If he had tried to keep in contact - even a little - when I was a kid, when I was a teenager, we might have gotten a chance to bond. We could have gotten to know each other.
But as it was, my mom had to call him to remind him that he hadn’t called me in over a year, and hadn’t seen me in two, and maybe he should do something like that? Which he would respond to by calling me, and we’d talk awkwardly for a couple minutes, and that would be it for a long time.
It wasn’t rejection - it was total apathy. Which is, in some ways, worse.
My ex and I divorced when my son was almost three years old. Even though we lived in the same town, I only got to see him every other weekend. The man that she married (who refused to say a single word to me) got to spend more time with him than I did- I felt like, at best, a distant uncle.
My son is now 22 years old. We live halfway across the US from each other, and I rarely get to see him. Facebook, at least, lets me know what he’s doing- just a few weeks ago, I saw that he needed some tools for his bicycle, so I ordered him a few things through Amazon.
This Father’s Day? Nothing. No call, not even a “Happy Father’s Day” message over Facebook.
Growing up, I never had a father. Father’s Day is a painful day for me.
Do you really expect men to raise children who were fathered by other men? I don’t know many women who raise the children of their ex-lovers and the woman he cheated on her with. Isn’t it a bit much to expect men to act as fathers for the rest of their lives because a woman committed paternity fraud against them?

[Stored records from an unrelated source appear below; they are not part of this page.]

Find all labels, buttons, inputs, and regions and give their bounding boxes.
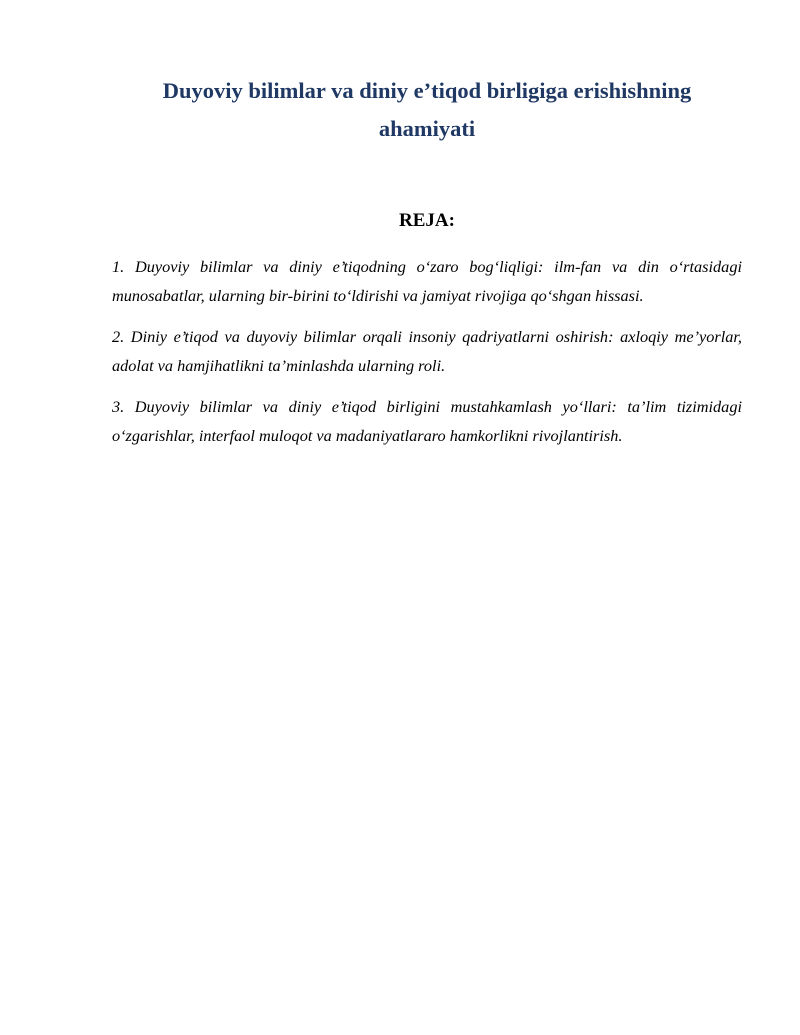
- document-title-line-1: Duyoviy bilimlar va diniy e’tiqod birligiga erishishning: [162, 78, 692, 103]
- document-title-line-2: ahamiyati: [378, 116, 476, 141]
- plan-item-1: 1. Duyoviy bilimlar va diniy e’tiqodning o‘zaro bog‘liqligi: ilm-fan va din o‘rtasidagi munosabatlar, ularning bir-birini to‘ldirishi va jamiyat rivojiga qo‘shgan hissasi.: [112, 257, 742, 305]
- plan-list: [112, 252, 742, 462]
- plan-item-3: 3. Duyoviy bilimlar va diniy e’tiqod birligini mustahkamlash yo‘llari: ta’lim tizimidagi o‘zgarishlar, interfaol muloqot va madaniyatlararo hamkorlikni rivojlantirish.: [112, 397, 742, 445]
- plan-item-2: 2. Diniy e’tiqod va duyoviy bilimlar orqali insoniy qadriyatlarni oshirish: axloqiy me’yorlar, adolat va hamjihatlikni ta’minlashda ularning roli.: [112, 327, 742, 375]
- plan-heading: REJA:: [399, 210, 455, 231]
- document-title: [112, 72, 742, 148]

I’m obviously not talking about adoption or being a stepfather or anything like that.
Maggie, if my dad saw your post, I’m sure he would weep. I’ve pushed him out of my life, and he’s fought for a long time to stay in it. I would love, LOVE, to have a relationship with him. However, he stubbornly insists on remaining married to my mother … and she is a giant ball of psychotic evil. For my own sake, to protect myself from her, I had to finally sit her down, look her in the eyes, and tell her she was no longer part of my life. Him, I don’t really have a problem with - he’s kind of a garden-variety asshole, that’s all - but he steadfastly defends her to me and stands by her. Marriage vows and all, I guess. He’s never protected me from her.
I called him on Father’s Day - I don’t know why, I’m not sure what I was expecting - and it went to v/m. I left a message, haven’t heard back.
Look, I’m not happy about this. At all. I had to stop typing halfway through this because I’m sobbing almost uncontrollably, and I’m at WORK, ferchrissakes. I’m not even sure why I’m sharing all this here.
This thread makes me very sad. Admittedly, there have been times (sometimes years) that my dad and I rarely spoke**, though never really having to do with animosity on either side, we just kind of live separate lives. My parents divorced when I was 3 and I was never fond of his batshit (now ex-)wife.
But I know he’s always loved me. Even when he had his own trials that took all of his energy and left none to help guide me through mine, I know that deep down I’m his proudest accomplishment and that I am and will always be loved. That’s of the most genuine gifts that a parent can give to their child.
While I realize that circumstance and terrible ex’s can prevent you from gaining the type of access to your children that you deserve, if you have an opportunity to speak to them, remember to let them know that you love them no matter what. It goes a long way in a kids life. It really does.